2. The Giver by Lois Lowry……….Read 4 times

This is a Young Adult classic.  I used it with my seventh graders last year, but I’ve also read it plenty of times on my own.  I love the world of “sameness” that Lowry has created and Jonah’s realization that his world is not as perfect as he once thought.  It’s the original dystopian novel.

3. The Time Traveler’s Wife by Audrey Niffenegger………….Read 2 times

Don’t we all wish we could travel through time?  In Niffenegger’s novel, she shows readers a darker side to time travel through the romance of Henry and Clare.  Cool fact: Niffenegger is not only a talented writer (she wrote the creepy novel Her Fearful Symmetry, too), but she’s also an artist.  She creates stories and artwork for visual and graphic novels.  See some of her work for the story Raven Girl here.

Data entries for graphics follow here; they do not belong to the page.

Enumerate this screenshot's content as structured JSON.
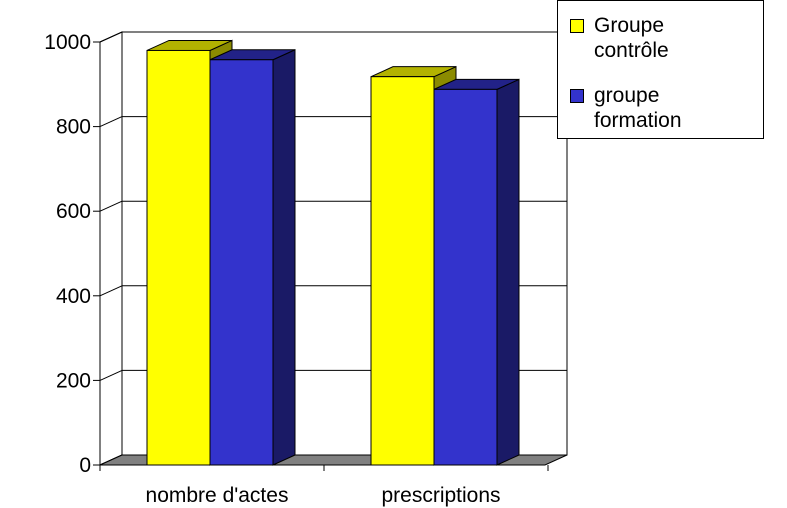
{
  "chart_data": {
    "type": "bar",
    "title": "",
    "xlabel": "",
    "ylabel": "",
    "categories": [
      "nombre d'actes",
      "prescriptions"
    ],
    "series": [
      {
        "name": "Groupe\ncontrôle",
        "color": "#ffff00",
        "values": [
          980,
          918
        ]
      },
      {
        "name": "groupe\nformation",
        "color": "#3333cc",
        "values": [
          958,
          888
        ]
      }
    ],
    "ylim": [
      0,
      1000
    ],
    "yticks": [
      0,
      200,
      400,
      600,
      800,
      1000
    ],
    "grid": true,
    "three_d": true,
    "legend_position": "top-right"
  }
}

4. Divergent and Insurgent by Veronica Roth…Read 2 times

It should be no surprise from my previous posts that I adored Divergent and Insurgent.  I took a break from reading during November to focus on my NaNoWriMo novel, but I wasn’t very good at staying away from books!  I told myself, “I’ll just re-read Insurgent so I’ll be ready to read Allegiant…” and then I decided I might as well re-read Divergent too!  I was pleased to discover they were just as good as I had remembered.

5. The Terrorist by Caroline B. Cooney……………Read 2 times

Cooney was my favorite author as a teen.  I read The Face on The Milk Carton and became hooked on Cooney’s ability to create believable teen characters who were going through crazy things like discovering they had been kidnapped, or might have unleashed smallpox on the world from an old scab in a book, or traveled back in time.  Her books were short and could be read quickly.  I always made a beeline for the “C” shelf at Barnes & Noble, eager to pick out another one of her novels.  Even as an adult, I wander over to the shelf to find out if Cooney has written anything new.  I recently re-read The Terrorist on my Kindle Fire.  Even though the book was published in 1997, the subject matter (a kid from an international school in London is killed by a bomb) still feels relevant.

How about you?  What books do you find yourself re-reading?